His hand found its way around her lower body as she picked off his plate.
“Calypstra, this is the guest Nixie was telling us about,” Hylos said, looking up to her as he mindlessly patted her ass.
Her midnight eyes narrowed at me as sharp teeth pierced a bite of food. Her skin was a pale, grayish color, like that of the dead, in contrast to her jet-black hair cropped short to her chin, which sliced through the air as she spoke.
“Why were you on that ship, terra?” she asked.
She was utterly terrifying and fiercely beautiful.
“Now, Cal, let’s allow our guest some time to settle before we interrogate her,” Hylos said.
Interrogate. I did not like the sound of that.
I looked around the table, noticing only six chairs.
“Are none of the men from the ship joining us?” I asked.
Nixie squirmed uncomfortably at my side.
Hylos cleared his throat. “They are safe, but occupying a different portion of my castle.”

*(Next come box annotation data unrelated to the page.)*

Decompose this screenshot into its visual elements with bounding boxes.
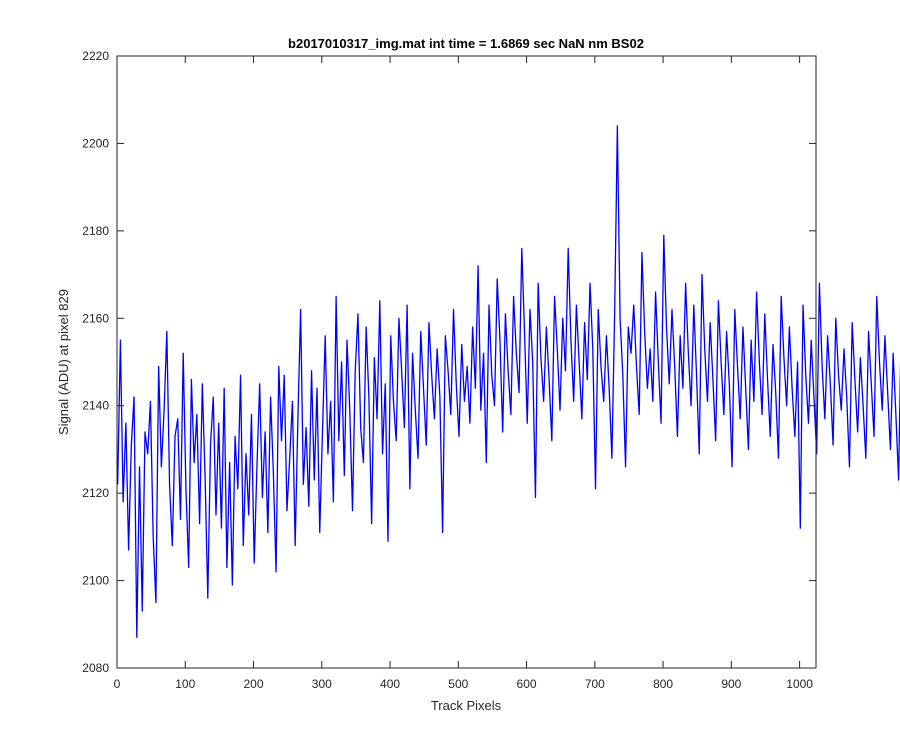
y-tick-label: 2160 <box>82 311 109 325</box>
series-line <box>117 125 900 639</box>
x-axis: 0 100 200 300 400 500 600 700 800 900 1000 <box>114 56 813 691</box>
plot-frame <box>116 55 817 669</box>
chart-title: b2017010317_img.mat int time = 1.6869 se… <box>288 36 644 51</box>
x-tick-label: 400 <box>380 677 400 691</box>
x-tick-label: 0 <box>114 677 121 691</box>
x-tick-label: 700 <box>585 677 605 691</box>
y-tick-label: 2120 <box>82 486 109 500</box>
y-tick-label: 2080 <box>82 661 109 675</box>
x-tick-label: 200 <box>244 677 264 691</box>
y-tick-label: 2200 <box>82 136 109 150</box>
series-layer <box>117 125 900 639</box>
y-axis: 2080 2100 2120 2140 2160 2180 2200 2220 <box>82 49 816 675</box>
x-axis-label: Track Pixels <box>431 698 502 713</box>
x-tick-label: 300 <box>312 677 332 691</box>
y-tick-label: 2140 <box>82 399 109 413</box>
x-tick-label: 600 <box>517 677 537 691</box>
x-tick-label: 900 <box>721 677 741 691</box>
plot-area <box>117 56 816 668</box>
x-tick-label: 1000 <box>786 677 813 691</box>
y-tick-label: 2100 <box>82 574 109 588</box>
y-axis-label: Signal (ADU) at pixel 829 <box>56 289 71 435</box>
x-tick-label: 800 <box>653 677 673 691</box>
y-tick-label: 2220 <box>82 49 109 63</box>
y-tick-label: 2180 <box>82 224 109 238</box>
x-tick-label: 100 <box>175 677 195 691</box>
x-tick-label: 500 <box>448 677 468 691</box>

The joyless smirk of the death-toned woman told me it was somewhere I wouldn’t wish to be.
“You see,” the violet siren filled Hylos’s chalice as he spoke. “Sirens have been vanishing, taken from the sea in the night. So I’ve ordered my people to intercept ships traveling between Whiterok and Oakhaven.”
The memory of sirens’ song came screeching back into my mind, burning my ears as it had the night before. Intercept. What he really meant was seize, like they had with the captain’s ship.
Hylos met my gaze, then swirled his cup as though carefully considering his next words. “I believe the king of Oakhaven is behind my people’s disappearance.”